Read La insoportable levedad del ser Online
Authors: Milan Kundera
Cuando entraron en la sala del crematorio, Tomás no comprendía qué pasaba: la sala estaba iluminada como un estudio de cine. Miró sorprendido a su alrededor y comprobó que habían colocado cámaras en tres sitios. No, no era la televisión, era la policía la que filmaba el funeral para poder estudiar a los participantes. Un antiguo compañero del científico, que seguía siendo miembro de la Academia de Ciencias, tuvo el valor de despedir al féretro. No contaba con que ese día se convertiría en actor de cine.
Cuando terminaba el acto y ya todos habían estrechado las manos de los familiares del muerto, Tomás vio en un rincón de la sala a un grupo de personas y, entre ellas, al redactor alto y encorvado. Volvió a añorar a aquellas personas que no tenían miedo a nada y estaban seguramente unidas por una gran amistad. Avanzó hacia él, le sonrió, quería saludarlo, pero el hombre encorvado dijo: «Cuidado, doctor, es mejor que no se acerque».
La frase era curiosa. Podía explicársela como una sincera advertencia amistosa («Cuidado, nos están filmando, si habla con nosotros, tendrá un interrogatorio más») o podía tener también un sentido irónico («¡Si no ha tenido el valor suficiente para firmar la petición, sea consecuente y no se junte con nosotros!»). Cualquiera que hubiera sido el significado real, Tomás obedeció y se alejó. Tenía la sensación de que veía a una hermosa mujer subir al coche-cama de uno de los grandes expresos y de que, en el momento en que iba a expresarle su admiración, ella ponía el dedo sobre los labios y no le permitía hablar.
Ese mismo día por la tarde tuvo otro encuentro interesante. Estaba limpiando el escaparate de una gran zapatería y justo a su lado se detuvo un hombre joven. Se inclinó hacia el escaparate y se puso a mirar los precios.
—Han subido —dijo Tomás sin dejar de secar el agua del cristal con su aparato.

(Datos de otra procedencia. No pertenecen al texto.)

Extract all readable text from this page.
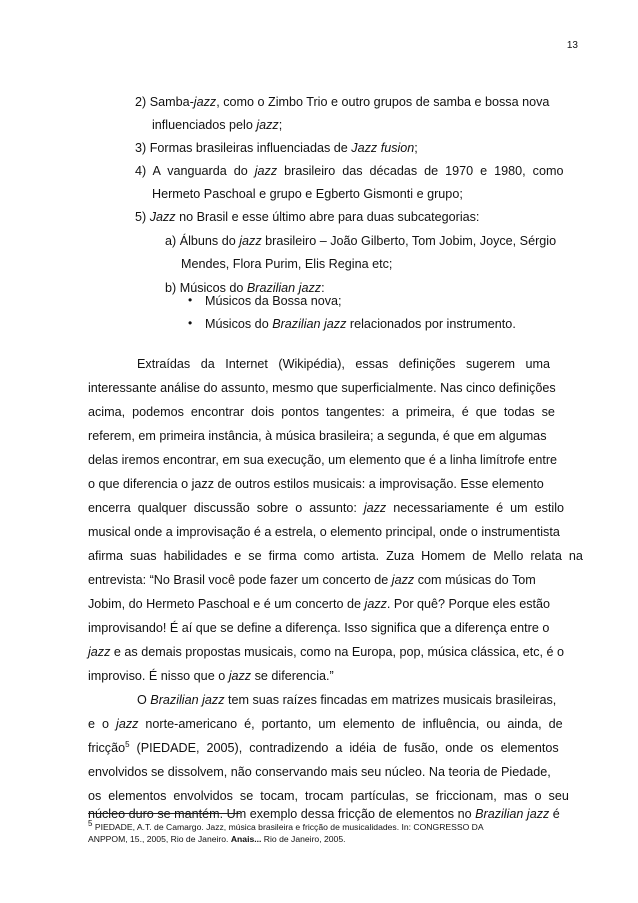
13
2) Samba-jazz, como o Zimbo Trio e outro grupos de samba e bossa nova
influenciados pelo jazz;
3) Formas brasileiras influenciadas de Jazz fusion;
4)  A  vanguarda  do  jazz  brasileiro  das  décadas  de  1970  e  1980,  como
Hermeto Paschoal e grupo e Egberto Gismonti e grupo;
5) Jazz no Brasil e esse último abre para duas subcategorias:
a) Álbuns do jazz brasileiro – João Gilberto, Tom Jobim, Joyce, Sérgio
Mendes, Flora Purim, Elis Regina etc;
b) Músicos do Brazilian jazz:
• Músicos da Bossa nova;
• Músicos do Brazilian jazz relacionados por instrumento.
Extraídas   da   Internet   (Wikipédia),   essas   definições   sugerem   uma
interessante análise do assunto, mesmo que superficialmente. Nas cinco definições
acima,  podemos  encontrar  dois  pontos  tangentes:  a  primeira,  é  que  todas  se
referem, em primeira instância, à música brasileira; a segunda, é que em algumas
delas iremos encontrar, em sua execução, um elemento que é a linha limítrofe entre
o que diferencia o jazz de outros estilos musicais: a improvisação. Esse elemento
encerra  qualquer  discussão  sobre  o  assunto:  jazz  necessariamente  é  um  estilo
musical onde a improvisação é a estrela, o elemento principal, onde o instrumentista
afirma  suas  habilidades  e  se  firma  como  artista.  Zuza  Homem  de  Mello  relata  na
entrevista: “No Brasil você pode fazer um concerto de jazz com músicas do Tom
Jobim, do Hermeto Paschoal e é um concerto de jazz. Por quê? Porque eles estão
improvisando! É aí que se define a diferença. Isso significa que a diferença entre o
jazz e as demais propostas musicais, como na Europa, pop, música clássica, etc, é o
improviso. É nisso que o jazz se diferencia.”
O Brazilian jazz tem suas raízes fincadas em matrizes musicais brasileiras,
e  o  jazz  norte-americano  é,  portanto,  um  elemento  de  influência,  ou  ainda,  de
fricção$^5$  (PIEDADE,  2005),  contradizendo  a  idéia  de  fusão,  onde  os  elementos
envolvidos se dissolvem, não conservando mais seu núcleo. Na teoria de Piedade,
os  elementos  envolvidos  se  tocam,  trocam  partículas,  se  friccionam,  mas  o  seu
núcleo duro se mantém. Um exemplo dessa fricção de elementos no Brazilian jazz é
$^5$ PIEDADE, A.T. de Camargo. Jazz, música brasileira e fricção de musicalidades. In: CONGRESSO DA
ANPPOM, 15., 2005, Rio de Janeiro. Anais... Rio de Janeiro, 2005.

El hombre lo miró. Era aquel compañero suyo del hospital al que he bautizado con la letra S., el mismo que en otros tiempos sonreía enfadado porque Tomás hubiera firmado su declaración autocrítica. Tomás se alegró de aquel encuentro (con la simple e ingenua alegría que nos producen los acontecimientos inesperados), pero observó en la mirada de su colega (durante el primer segundo, mientras S. aún no había tenido tiempo de controlarse) un gesto de sorpresa y desagrado.
—¿Cómo te va? —preguntó S.
Antes de que Tomás tuviera tiempo de responder, ya se había dado cuenta de que S. se avergonzaba de su pregunta. Era una evidente tontería que un médico que sigue trabajando le preguntara «¿cómo te va?» a un médico que limpia escaparates.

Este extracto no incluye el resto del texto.